El poder se corrompe cuando se convierte en fetiche, es decir, cuando el poder no significa un vehículo para alcanzar un propósito, sino que es un fin en sí mismo. El triunfo electoral inédito de los sectores alternativos pone en evidencia ese fetichismo en los que estaban acostumbrados a los privilegios del poder del Estado, sin importar el perfil ideológico de ese gobierno. Ese desacomodo es el protagonista en el escenario político actual y será el protagonista en las elecciones locales.
La política como herramienta social de diálogo es, necesariamente, un escenario transaccional; probablemente alguna persona convencida de que la verdad y lo bueno existen como valores omnímodos discrepará con esta visión de la política, pero quienes creemos que esos valores están atravesados por la subjetividad y el contexto político, preferimos la política como escenario de negociación de intereses cuya virtud principal es evitar la guerra, pues si se agota la posibilidad del acuerdo queda la violencia.
Sin embargo, cuando el poder es fetiche, lo que se transa no son los intereses de una colectividad sino el protagonismo, la vigencia de ciertas personalidades que entienden que el poder es importante, solo para tenerlo. La clase política de Colombia es la expresión del fetichismo del poder, personas que sienten que el poder solo sirve para acumularlo y que, cuando no tienen el gobierno, sienten que todo está mal, pero por un asunto de mera identidad porque no son ellos los que lo ostentan. Es decir, no tiene ideología sino identidad, están más preocupados por lo que son – para los otros – que por lo que piensan sobre lo público. Esta relación subjetiva identitaria con el poder desemboca muy rápidamente en violencia, nos han dicho que el paramilitarismo fue una estrategia para combatir la insurgencia cuando su germen es el fetichismo, porque lo crearon – y lo siguen utilizando – para mantener su riqueza e influencia en las decisiones del Estado a toda costa.
Por esta razón la clase política colombiana, bien aceitada, es útil a cualquier propósito: votó la paz Santos y la seguridad democrática de Uribe con igual convicción y disciplina, porque provenían de gobiernos que mantuvieron el privilegio, su comunidad de poder.

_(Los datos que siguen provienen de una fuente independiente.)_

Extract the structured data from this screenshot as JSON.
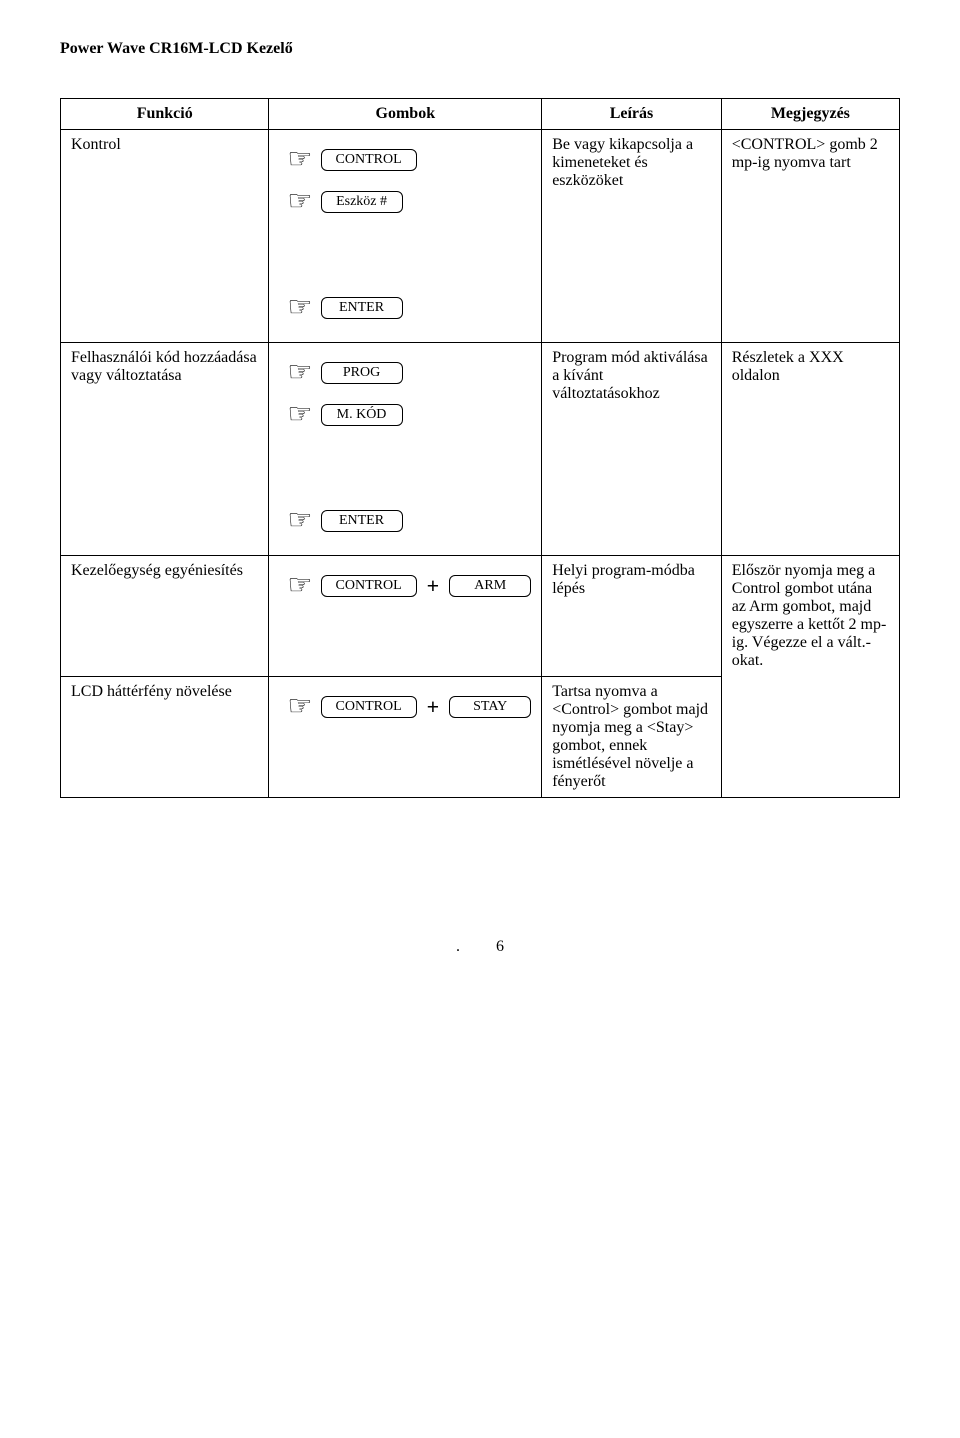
{
  "doc": {
    "title": "Power Wave CR16M-LCD Kezelő"
  },
  "headers": {
    "func": "Funkció",
    "buttons": "Gombok",
    "desc": "Leírás",
    "note": "Megjegyzés"
  },
  "rows": {
    "r1": {
      "func": "Kontrol",
      "btn1": "CONTROL",
      "btn2": "Eszköz #",
      "desc": "Be vagy kikapcsolja a kimeneteket és eszközöket",
      "note": "<CONTROL> gomb 2 mp-ig nyomva tart"
    },
    "r2": {
      "btn": "ENTER"
    },
    "r3": {
      "func": "Felhasználói kód hozzáadása vagy változtatása",
      "btn1": "PROG",
      "btn2": "M. KÓD",
      "desc": "Program mód aktiválása a kívánt változtatásokhoz",
      "note": "Részletek a XXX oldalon"
    },
    "r4": {
      "btn": "ENTER"
    },
    "r5": {
      "func": "Kezelőegység egyéniesítés",
      "btn1": "CONTROL",
      "btn2": "ARM",
      "desc": "Helyi program-módba lépés",
      "note": "Először nyomja meg a Control gombot utána az Arm gombot, majd egyszerre a kettőt 2 mp-ig. Végezze el a vált.-okat."
    },
    "r6": {
      "func": "LCD háttérfény növelése",
      "btn1": "CONTROL",
      "btn2": "STAY",
      "desc": "Tartsa nyomva a <Control> gombot majd nyomja meg a <Stay> gombot, ennek ismétlésével növelje a fényerőt"
    }
  },
  "page": {
    "dot": ".",
    "num": "6"
  },
  "glyph": {
    "hand": "☞",
    "plus": "+"
  }
}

Este gobierno ha tenido que mantener – en la lógica transaccional que tiene la política -ese sistema de apariencias. Sin embargo por el protagonismo de advenedizas como Carolina Corcho, Irene Vélez y Francia Márquez, además de la incapacidad de amaestrar mediante esta transacción el ímpetu reformador del gobierno, esa clase política fetichista se esta revelando, su ideología ha sido siempre estar cerca del poder, pero el cambio real que significan las reformas supera su capacidad estética y no son capaces de seguir posando para la foto con un gobierno que les da puestos pero que no deja domar su capacidad de reformar el país.
La gran virtud de los gobiernos alternativos es que ponen en evidencia que las diferencias radicales entre los políticos son solo de tono, de color de camiseta, como hemos visto en Medellín con el Uribismo y el Fajardismo.
El fetichismo es el que impulsa la revancha, por un asunto más identitario que ideológico ahora en Antioquia se juntan políticos de “todos los colores” bajo la egida del “antipetrismo” para constituir al departamento en una trinchera de la revancha. Su único argumento es que no son Petro, o mejor, que Petro no es – por primera vez hace mucho tiempo – uno de ellos.
Entregarle el departamento a la revancha fetichista nos pone como antioqueños en el peor de los escenarios, pues nos convertimos en la carne de cañón de una disputa revanchista. Los Antioqueños merecemos más.